Additional tests alternately increased the number of author “suspects” and decreased the amount of sample code—to simulate common challenges in the pursuit of cyber criminals. Both came up with results in the same high range of accuracy—the most recent tests, using a set of 250 authors, produced matches with 97 percent accuracy.
“We also noticed that more sophisticated code—correct answers to the most challenging Code Jam problems—gave us the most distinctive feature sets and the highest degree of author-matching accuracy,” Caliskan-Islam said. “This indicates that even a small amount of code could—from a master cybercriminal—could still prove useful in tracking them down.”

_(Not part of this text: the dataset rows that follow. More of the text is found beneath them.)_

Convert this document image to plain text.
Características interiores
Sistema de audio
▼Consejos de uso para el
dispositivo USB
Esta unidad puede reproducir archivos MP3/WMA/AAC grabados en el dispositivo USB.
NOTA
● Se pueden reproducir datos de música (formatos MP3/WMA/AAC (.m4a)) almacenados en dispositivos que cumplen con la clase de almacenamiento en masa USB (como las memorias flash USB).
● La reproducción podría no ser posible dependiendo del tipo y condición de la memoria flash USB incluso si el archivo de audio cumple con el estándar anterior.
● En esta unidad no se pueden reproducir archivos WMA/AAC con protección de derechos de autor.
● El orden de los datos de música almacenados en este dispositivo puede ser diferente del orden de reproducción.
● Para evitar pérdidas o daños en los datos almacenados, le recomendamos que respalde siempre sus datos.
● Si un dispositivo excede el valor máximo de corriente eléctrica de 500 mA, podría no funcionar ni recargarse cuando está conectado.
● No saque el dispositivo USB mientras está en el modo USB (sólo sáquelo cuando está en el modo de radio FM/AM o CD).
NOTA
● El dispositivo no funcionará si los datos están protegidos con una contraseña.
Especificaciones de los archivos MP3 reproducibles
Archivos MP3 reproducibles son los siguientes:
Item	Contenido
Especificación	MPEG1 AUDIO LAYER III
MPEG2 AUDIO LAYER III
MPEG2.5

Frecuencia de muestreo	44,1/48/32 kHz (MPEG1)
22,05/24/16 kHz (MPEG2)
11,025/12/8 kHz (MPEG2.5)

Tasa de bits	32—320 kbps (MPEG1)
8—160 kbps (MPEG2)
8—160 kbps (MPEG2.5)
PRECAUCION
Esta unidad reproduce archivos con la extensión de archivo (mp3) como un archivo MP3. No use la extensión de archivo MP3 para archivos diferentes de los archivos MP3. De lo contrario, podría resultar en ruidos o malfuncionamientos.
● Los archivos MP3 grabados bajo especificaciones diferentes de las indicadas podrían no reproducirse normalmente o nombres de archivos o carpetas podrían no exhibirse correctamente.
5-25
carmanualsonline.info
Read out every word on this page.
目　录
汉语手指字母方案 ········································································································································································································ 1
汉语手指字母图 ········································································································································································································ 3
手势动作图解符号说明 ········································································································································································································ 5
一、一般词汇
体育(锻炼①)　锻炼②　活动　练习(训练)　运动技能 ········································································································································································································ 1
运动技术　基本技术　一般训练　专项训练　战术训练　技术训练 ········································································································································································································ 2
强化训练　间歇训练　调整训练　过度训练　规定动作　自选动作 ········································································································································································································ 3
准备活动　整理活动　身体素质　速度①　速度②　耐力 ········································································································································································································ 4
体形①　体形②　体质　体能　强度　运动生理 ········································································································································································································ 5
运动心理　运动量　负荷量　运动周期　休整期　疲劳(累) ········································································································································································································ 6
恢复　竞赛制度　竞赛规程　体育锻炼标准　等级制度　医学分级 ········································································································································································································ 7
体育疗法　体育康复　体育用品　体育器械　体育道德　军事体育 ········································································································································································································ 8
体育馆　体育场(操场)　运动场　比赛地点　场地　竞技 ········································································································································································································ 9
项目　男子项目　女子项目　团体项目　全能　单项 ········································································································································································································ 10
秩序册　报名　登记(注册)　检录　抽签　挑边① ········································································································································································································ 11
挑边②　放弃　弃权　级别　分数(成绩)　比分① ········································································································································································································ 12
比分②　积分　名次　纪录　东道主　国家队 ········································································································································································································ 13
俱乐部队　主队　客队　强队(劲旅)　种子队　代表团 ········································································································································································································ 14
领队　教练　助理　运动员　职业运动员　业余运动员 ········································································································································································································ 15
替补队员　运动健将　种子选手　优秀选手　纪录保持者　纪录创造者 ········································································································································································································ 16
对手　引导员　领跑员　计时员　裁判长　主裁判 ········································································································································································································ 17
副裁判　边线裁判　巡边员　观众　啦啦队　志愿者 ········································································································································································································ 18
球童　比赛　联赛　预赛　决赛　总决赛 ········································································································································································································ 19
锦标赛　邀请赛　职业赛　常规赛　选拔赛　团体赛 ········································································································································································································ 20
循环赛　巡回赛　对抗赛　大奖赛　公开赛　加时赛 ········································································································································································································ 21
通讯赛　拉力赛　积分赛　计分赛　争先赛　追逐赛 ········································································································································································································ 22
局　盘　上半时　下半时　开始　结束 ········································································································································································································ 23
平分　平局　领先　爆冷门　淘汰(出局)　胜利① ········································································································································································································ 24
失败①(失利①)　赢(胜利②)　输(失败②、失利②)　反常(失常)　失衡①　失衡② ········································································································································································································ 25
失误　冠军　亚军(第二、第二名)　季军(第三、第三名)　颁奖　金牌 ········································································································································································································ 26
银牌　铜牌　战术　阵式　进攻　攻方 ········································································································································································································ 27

Thinking like these adversaries, the team also ran a set of tests after using a commercial authorship obfuscation program—the kind used by coders trying to hide their identity. But the system was still able to correctly match the authors to their code with virtually no change in accuracy.
“The effectiveness of this program opens a lot of doors for those who protect electronic data and intellectual property,” Caliskan-Islam said. “This can be a powerful tool for legal consultants, cybersecurity professionals and digital forensics experts. I could definitely see it being used to settle questions about original authors of software in cases of copyright disputes.”
The team is continuing to improve its accuracy and utility by expanding the features that it can identify and enabling it to analyze code written in any programming language.